Vietnam: Proposed policies to control property prices and transactions

In brief

The Ministry of Construction (MOC) published a new draft government resolution (“Draft Resolution”) on its website for public consultation. The Draft Resolution introduces new policies and mechanisms to control real estate prices in Vietnam. According to the current plan, the Draft Resolution would become effective from the date it is signed by the government and remain in force until 1 March 2027.

This development follows a government meeting on 22 September 2025, where Prime Minister Pham Minh Chinh expressed concern that real estate prices in major cities have risen beyond the reach of ordinary Vietnamese citizens. The prime minister underscored the urgent need for transparent and equitable market development, supported by policies that genuinely address public demand.

If promptly enacted and implemented, the Draft Resolution may serve as the basis for significant changes to the regulatory landscape.


Contents

Key takeaways

Establishment of real estate transaction centers

The Draft Resolution proposes to establish state-run real estate transaction centers to improve transparency of the real estate market through providing reliable databases on property supply, prices and taxes. This policy also aims to strengthen the connectivity between different agencies and organizations participating in organizing, implementing and supervising real estate transactions.

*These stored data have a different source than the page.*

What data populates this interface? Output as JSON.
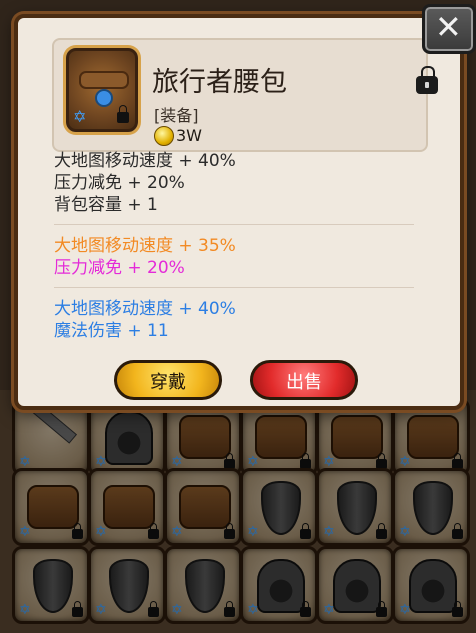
{
  "item": {
    "name": "旅行者腰包",
    "type": "[装备]",
    "price": "3W"
  },
  "stats": {
    "base": [
      "大地图移动速度 + 40%",
      "压力减免 + 20%",
      "背包容量 + 1"
    ],
    "bonus": [
      {
        "text": "大地图移动速度 + 35%",
        "color": "#f28a24"
      },
      {
        "text": "压力减免 + 20%",
        "color": "#e42ad8"
      }
    ],
    "extra": [
      {
        "text": "大地图移动速度 + 40%",
        "color": "#2c7ee3"
      },
      {
        "text": "魔法伤害 + 11",
        "color": "#2c7ee3"
      }
    ]
  },
  "buttons": {
    "equip_label": "穿戴",
    "sell_label": "出售"
  }
}
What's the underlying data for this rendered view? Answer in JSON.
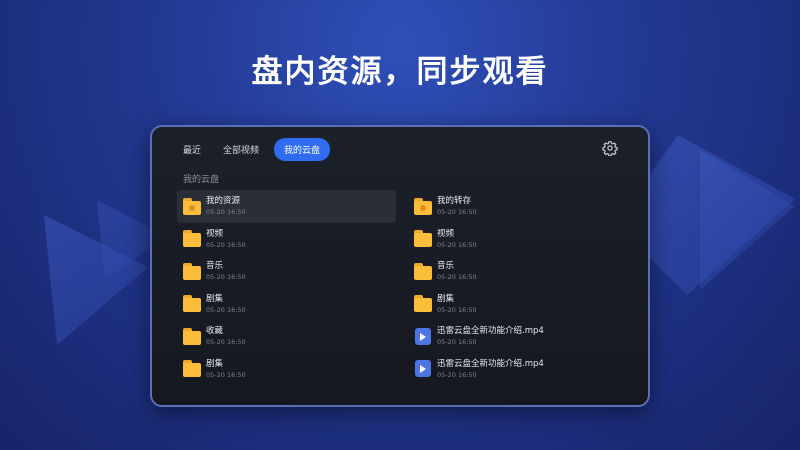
{
  "headline": "盘内资源，同步观看",
  "tabs": [
    {
      "label": "最近",
      "active": false
    },
    {
      "label": "全部视频",
      "active": false
    },
    {
      "label": "我的云盘",
      "active": true
    }
  ],
  "settings_icon": "gear-icon",
  "section_label": "我的云盘",
  "colors": {
    "accent": "#2f6cf0",
    "folder": "#fbbd3a",
    "video": "#4e74e8"
  },
  "left_items": [
    {
      "name": "我的资源",
      "date": "05-20  16:50",
      "icon": "folder-icon"
    },
    {
      "name": "视频",
      "date": "05-20  16:50",
      "icon": "folder-icon"
    },
    {
      "name": "音乐",
      "date": "05-20  16:50",
      "icon": "folder-icon"
    },
    {
      "name": "剧集",
      "date": "05-20  16:50",
      "icon": "folder-icon"
    },
    {
      "name": "收藏",
      "date": "05-20  16:50",
      "icon": "folder-icon"
    },
    {
      "name": "剧集",
      "date": "05-20  16:50",
      "icon": "folder-icon"
    }
  ],
  "right_items": [
    {
      "name": "我的转存",
      "date": "05-20  16:50",
      "icon": "folder-icon"
    },
    {
      "name": "视频",
      "date": "05-20  16:50",
      "icon": "folder-icon"
    },
    {
      "name": "音乐",
      "date": "05-20  16:50",
      "icon": "folder-icon"
    },
    {
      "name": "剧集",
      "date": "05-20  16:50",
      "icon": "folder-icon"
    },
    {
      "name": "迅雷云盘全新功能介绍.mp4",
      "date": "05-20  16:50",
      "icon": "video-file-icon"
    },
    {
      "name": "迅雷云盘全新功能介绍.mp4",
      "date": "05-20  16:50",
      "icon": "video-file-icon"
    }
  ]
}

According to the Draft Resolution, these real estate transaction centers would be established locally under the city/provincial level people’s committees and would be given certain powers to appraise real estate projects, verify real estate contracts and even issue certificates for land use rights. An aspect of this scheme (and a challenge) is the setup and consolidation of online databases on housing, land taxes and encumbrances.

More details are expected to be included in a regulation (e.g., new decree) issued by the government.

Credit tightening: stricter lending policies for home buyers

Once the Draft Resolution is signed, all credit institutions in Vietnam would have to apply the following new loan-to-value limits for residential property purchases (we note that this policy excludes social housing but still includes the category of “affordable housing projects” discussed in the next section):

  • Loans to purchase second residential properties: maximum of 50% of the contract value.
  • Loans to purchase third residential properties and beyond: maximum of 30% of the contract value.

These measures appear stricter than current banking practices (typically 70% of the contract value) and aim to curb speculative buying and property hoarding.

“Affordable commercial housing”: a new category of residential product?

The Draft Resolution does not provide a definition of “affordable commercial housing,” which may be understood as a new category of residential product not previously provided under current regulations (i.e., a mix between “social housing” and regular “commercial housing”).

The Draft Resolution requires the people’s committees of provinces and municipalities to allocate at least 20% of new commercial housing projects to so-called “affordable housing projects” (dự án nhà ở thương mại giá phù hợp in Vietnamese) during 2026-2030, based on local conditions.

Developers of these “affordable housing projects” would be subject to investment procedures comparable to social housing (i.e., capped profit margins and simplified land pricing mechanisms), specifically as follows:1

  • Investment and land procedures for social housing projects would apply to select investors without going through land auctions or project tendering (i.e., developers may apply to the local people’s committees for the investment policy and investor selection approval).2
  • Payable land use fees or land rent to the state would be determined based on the land price tables and applicable land price adjustment coefficient (as promulgated by the city/provincial people’s committee).
  • Profit margins would be capped at 20% of the total project construction investment capital (including land use fees and land rental costs of the project).

Based on market intelligence, a 20% profit margin would be acceptable and attractive if the administrative procedures for these affordable housing projects are streamlined to keep the project cycle/capital flow at two to three years. Without a breakthrough in administrative procedure reform, the policy risks remaining theoretical, because investors may hesitate to trade profits for legal uncertainty.

Mirroring social housing policies, buyers in “affordable housing projects” will not be allowed to transfer their sale and purchase or lease purchase contracts. Additionally, developers will also be subject to purchase and rent control mechanisms under social housing regulations (e.g., subject to review and comments from the local construction authority).3

Approved commercial residential projects (before the effective date of the Draft Resolution) may be converted to affordable housing projects, if their investment policy approvals are amended.

What’s next?

Various authorities, including the MOC, Ministry of Finance, State Bank of Vietnam, provincial people’s committees and other ministries, are expected to issue official guidance and implement the Draft Resolution, which will take effective from the signing date until 1 March 2027.

In particular, city/provincial people’s committees would be required to: (i) inspect and monitor housing projects for signs of irregular price increases; and (ii) publish a database of “affordable housing projects.”4


1 Articles 4(a), (b) and (c) of the Draft Resolution.

2 See Article 7 of Decree No. 192/2025/ND-CP.

3 Article 4(d) of the Draft Resolution and Article 13 of Decree No. 192/2025/ND-CP.

4 Article 5.4 of the Draft Resolution.